The farm has 3,500 species of plants, some threatened with extinction or that have already disappeared in their countries of origin, and many rare or exotic, as well as with five water mirrors and seven greenhouses with shade.
They also highlight the original house of Burle Marx and a collection of 3,000 museum pieces, including works of art, sculptures, books, architectural plans and antiques.
The house-workshop was erected in 1980 with stones removed from an eighteenth-century building demolished in the center of Rio de Janeiro.
However, the greatest wealth of the site are the gardens created by the landscaper and in which he experienced variations of colors, confections, combinations and textures with the different plants he was collecting in his trips to Africa, Asia and Latin America.
His nomination to Cultural Heritage of Humanity was presented by the Brazilian Government in 2015 and the final dossier of the candidacy was sent last January to the Unesco headquarters in Paris, so its possible inclusion in the list of Heritage assets It will be voted on at the meeting that the World Heritage Committee will have in the middle of 2020.
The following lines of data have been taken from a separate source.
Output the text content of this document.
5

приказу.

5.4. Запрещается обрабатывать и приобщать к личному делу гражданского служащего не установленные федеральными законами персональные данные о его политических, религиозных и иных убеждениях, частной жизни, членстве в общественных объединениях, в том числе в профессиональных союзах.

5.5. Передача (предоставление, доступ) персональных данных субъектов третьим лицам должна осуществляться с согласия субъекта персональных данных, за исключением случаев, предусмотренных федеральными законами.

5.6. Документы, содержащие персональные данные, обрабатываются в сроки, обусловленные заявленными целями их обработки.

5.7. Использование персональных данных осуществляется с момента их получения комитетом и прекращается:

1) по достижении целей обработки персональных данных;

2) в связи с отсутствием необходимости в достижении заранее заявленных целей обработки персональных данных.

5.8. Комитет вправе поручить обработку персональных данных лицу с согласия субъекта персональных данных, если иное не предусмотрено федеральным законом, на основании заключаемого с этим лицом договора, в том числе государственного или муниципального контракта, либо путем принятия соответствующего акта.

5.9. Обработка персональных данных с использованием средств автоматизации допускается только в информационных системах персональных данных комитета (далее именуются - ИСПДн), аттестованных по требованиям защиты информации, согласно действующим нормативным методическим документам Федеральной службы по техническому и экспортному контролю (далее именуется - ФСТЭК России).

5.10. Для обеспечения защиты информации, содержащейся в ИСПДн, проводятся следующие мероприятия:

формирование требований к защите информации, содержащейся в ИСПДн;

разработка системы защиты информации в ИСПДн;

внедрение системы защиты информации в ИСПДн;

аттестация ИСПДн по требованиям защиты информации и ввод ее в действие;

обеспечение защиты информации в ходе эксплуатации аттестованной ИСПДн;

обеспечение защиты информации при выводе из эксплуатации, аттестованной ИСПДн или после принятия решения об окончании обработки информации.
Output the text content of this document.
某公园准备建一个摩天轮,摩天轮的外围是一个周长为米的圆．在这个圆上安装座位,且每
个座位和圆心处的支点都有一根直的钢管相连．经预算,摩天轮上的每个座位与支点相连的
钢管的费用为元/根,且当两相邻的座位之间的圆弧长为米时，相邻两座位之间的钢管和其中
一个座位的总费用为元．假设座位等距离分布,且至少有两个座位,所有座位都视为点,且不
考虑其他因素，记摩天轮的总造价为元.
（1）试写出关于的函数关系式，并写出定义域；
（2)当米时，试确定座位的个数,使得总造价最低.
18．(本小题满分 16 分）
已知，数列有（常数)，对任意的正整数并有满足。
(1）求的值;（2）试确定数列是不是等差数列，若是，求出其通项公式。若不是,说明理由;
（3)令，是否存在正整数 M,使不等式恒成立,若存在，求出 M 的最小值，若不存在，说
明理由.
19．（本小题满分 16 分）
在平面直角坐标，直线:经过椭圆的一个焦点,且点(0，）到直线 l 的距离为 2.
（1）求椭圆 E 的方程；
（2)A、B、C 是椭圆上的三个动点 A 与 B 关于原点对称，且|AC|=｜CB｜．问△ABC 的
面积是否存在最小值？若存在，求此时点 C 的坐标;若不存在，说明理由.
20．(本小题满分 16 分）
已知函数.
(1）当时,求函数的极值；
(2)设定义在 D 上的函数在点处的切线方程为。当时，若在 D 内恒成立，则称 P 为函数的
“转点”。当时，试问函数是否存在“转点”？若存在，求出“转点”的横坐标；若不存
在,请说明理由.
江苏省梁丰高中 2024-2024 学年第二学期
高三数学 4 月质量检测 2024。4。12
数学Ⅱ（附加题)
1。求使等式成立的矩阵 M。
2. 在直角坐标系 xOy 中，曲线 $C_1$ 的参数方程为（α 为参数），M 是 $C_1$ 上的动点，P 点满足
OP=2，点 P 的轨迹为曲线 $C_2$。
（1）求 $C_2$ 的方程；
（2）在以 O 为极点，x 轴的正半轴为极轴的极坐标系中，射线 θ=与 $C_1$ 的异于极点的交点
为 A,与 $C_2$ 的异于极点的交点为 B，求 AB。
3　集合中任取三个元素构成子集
"Essentially, what makes the house an exceptional good plausible to be inscribed on the World Heritage list is to be a place of experimentation in which the concept of Modern Tropical Garden was created, an important movement for landscaping and architecture that reverberated throughout the world, "the director of the fifth, Claudia Storino, told Efe.
According to this architect and designer, the farm was a "laboratory" in which Burle Marx experienced gardens with the more than 3,500 plants with landscape potential that he gathered, among which are bromeliads, heliconias, arecaceas, orchids, palms, cycads and Velloziáceas.
Despite its natural wealth, and to have unique and threatened species, the Institute of National Historical and Artistic Heritage (Ipham) of Brazil, which administers the site, preferred to postulate it as a candidate for cultural and non-natural or mixed because of its importance for the world landscaping, since the movement born in this house put an end to centuries of European hegemony.
"We have one of the largest collections of tropical and subtropical plants in the world, but (the farm) is unique in the world both for the species and their composition (in the gardens) and the way the plants were applied," he added.
The house, declared a Brazilian Cultural Heritage in 1985, preserves the experiments that Burle Marx did before designing the nearly 3,000 public and private gardens that he left as a legacy throughout the world, as well as his rich artistic production, which includes engravings, serigraphs, drawings, sculptures, tapestries, ceramic panels, jewelry and even stages for theater pieces.
After Unesco included the asset in the list of candidates, after the respective visit of a consultant of the organization, the Ipham prepared a 600-page dossier to support the application and now awaits a new "evaluation mission".
"All of us who work here are sure that it will be declared a World Heritage Site because of its importance to the world, but also people who have visited us, as specialists in botany, architecture, landscaping and Unesco consultants. meets the conditions, "said the director.
In the house in which Burle Marx lived from 1973 until his death in 1994, his furniture, his works and his objects are exhibited, as well as collections of Brazilian handicrafts, seashells, ceramics and pieces that he acquired all over the world.